Bus-truck crash kills 43 in Mexico

MEXICO CITY - A big rig pulling two trailers collided with an overloaded passenger bus in southeastern Mexico on Friday, killing at least 43 people in one of the deadliest crashes in memory on the country's highways, authorities said.

The crash occurred on a highway in the coastal state of Veracruz in the early morning hours, officials said. Several others were injured.

Authorities said the private bus was headed to the northern state of Coahuila with 70 people, believed to be farm workers hired to work in the border state. Veracruz Gov. Javier Duarte ordered immediate aid for victims and their relatives.

Officials didn't say what caused one of the trailers to hit the bus, nor was there immediate word on what the truck was carrying.

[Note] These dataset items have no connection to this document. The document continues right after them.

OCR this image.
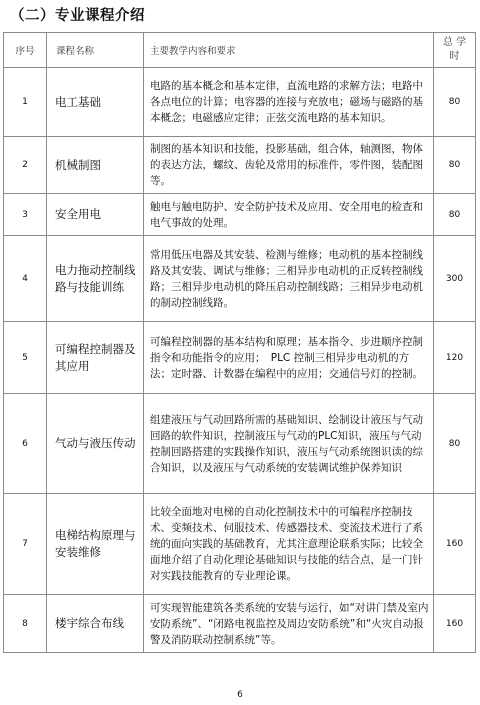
（二）专业课程介绍
序号	课程名称	主要教学内容和要求	总 学
时

1	电工基础	电路的基本概念和基本定律，直流电路的求解方法；电路中各点电位的计算；电容器的连接与充放电；磁场与磁路的基本概念；电磁感应定律；正弦交流电路的基本知识。	80
2	机械制图	制图的基本知识和技能，投影基础，组合体，轴测图，物体的表达方法，螺纹、齿轮及常用的标准件，零件图，装配图等。	80
3	安全用电	触电与触电防护、安全防护技术及应用、安全用电的检查和电气事故的处理。	80
4	电力拖动控制线路与技能训练	常用低压电器及其安装、检测与维修；电动机的基本控制线路及其安装、调试与维修；三相异步电动机的正反转控制线路；三相异步电动机的降压启动控制线路；三相异步电动机的制动控制线路。	300
5	可编程控制器及其应用	可编程控制器的基本结构和原理；基本指令、步进顺序控制指令和功能指令的应用；　PLC 控制三相异步电动机的方法；定时器、计数器在编程中的应用；交通信号灯的控制。	120
6	气动与液压传动	组建液压与气动回路所需的基础知识、绘制设计液压与气动回路的软件知识，控制液压与气动的PLC知识，液压与气动控制回路搭建的实践操作知识，液压与气动系统图识读的综合知识，以及液压与气动系统的安装调试维护保养知识	80
7	电梯结构原理与安装维修	比较全面地对电梯的自动化控制技术中的可编程序控制技术、变频技术、伺服技术、传感器技术、变流技术进行了系统的面向实践的基础教育，尤其注意理论联系实际；比较全面地介绍了自动化理论基础知识与技能的结合点，是一门针对实践技能教育的专业理论课。	160
8	楼宇综合布线	可实现智能建筑各类系统的安装与运行，如“对讲门禁及室内安防系统”、“闭路电视监控及周边安防系统”和“火灾自动报警及消防联动控制系统”等。	160
6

Gina Dominguez, a spokeswoman for the Veracruz government, said the truck's driver unhooked the rear trailer, which had struck the bus, and fled.

- Los Angeles Times

Yemenis kill 25 al-Qaeda fighters

SAN'A, Yemen - Yemeni government troops seized control Friday of part of an al-Qaeda stronghold in the country's lawless south after fierce fighting that has left at least 25 militants dead, a military official said.

After launching an attack overnight, the army pushed into the outskirts of Zinjibar, the capital of Abyan province, while the rest of the city remained in the hands of al-Qaeda-linked militants, the official said on condition of anonymity because he was not authorized to brief the media.

Militants have taken advantage of more than a year of political turmoil in Yemen to seize control of large swaths of territory in the country's south. The United States believes al-Qaeda's Yemeni branch is the most dangerous arm of the terror group because of its repeated attempts to carry out attacks in the United States.

- AP

Feuding Sudans both claim town

JUBA, South Sudan - Sudan and South Sudan both claimed to be in control of a contested oil town near the countries' ill-defined border on Friday after the south said it was withdrawing its troops to avert a return to war.

Last week, South Sudanese troops took over the border town of Heglig, which they call Panthou, sending Sudanese troops fleeing and sparking condemnation from the United Nations, the United States, and Britain. This time, Sudan sent South Sudanese in headlong flight, Sudanese officials said.

Facing international condemnation, the spokesman for South Sudan's President Salva Kiir announced Friday that the south would withdraw its forces within three days but still believes that the town of Heglig is a part of South Sudan. Kiir said he expects its final status to be determined by international arbitration.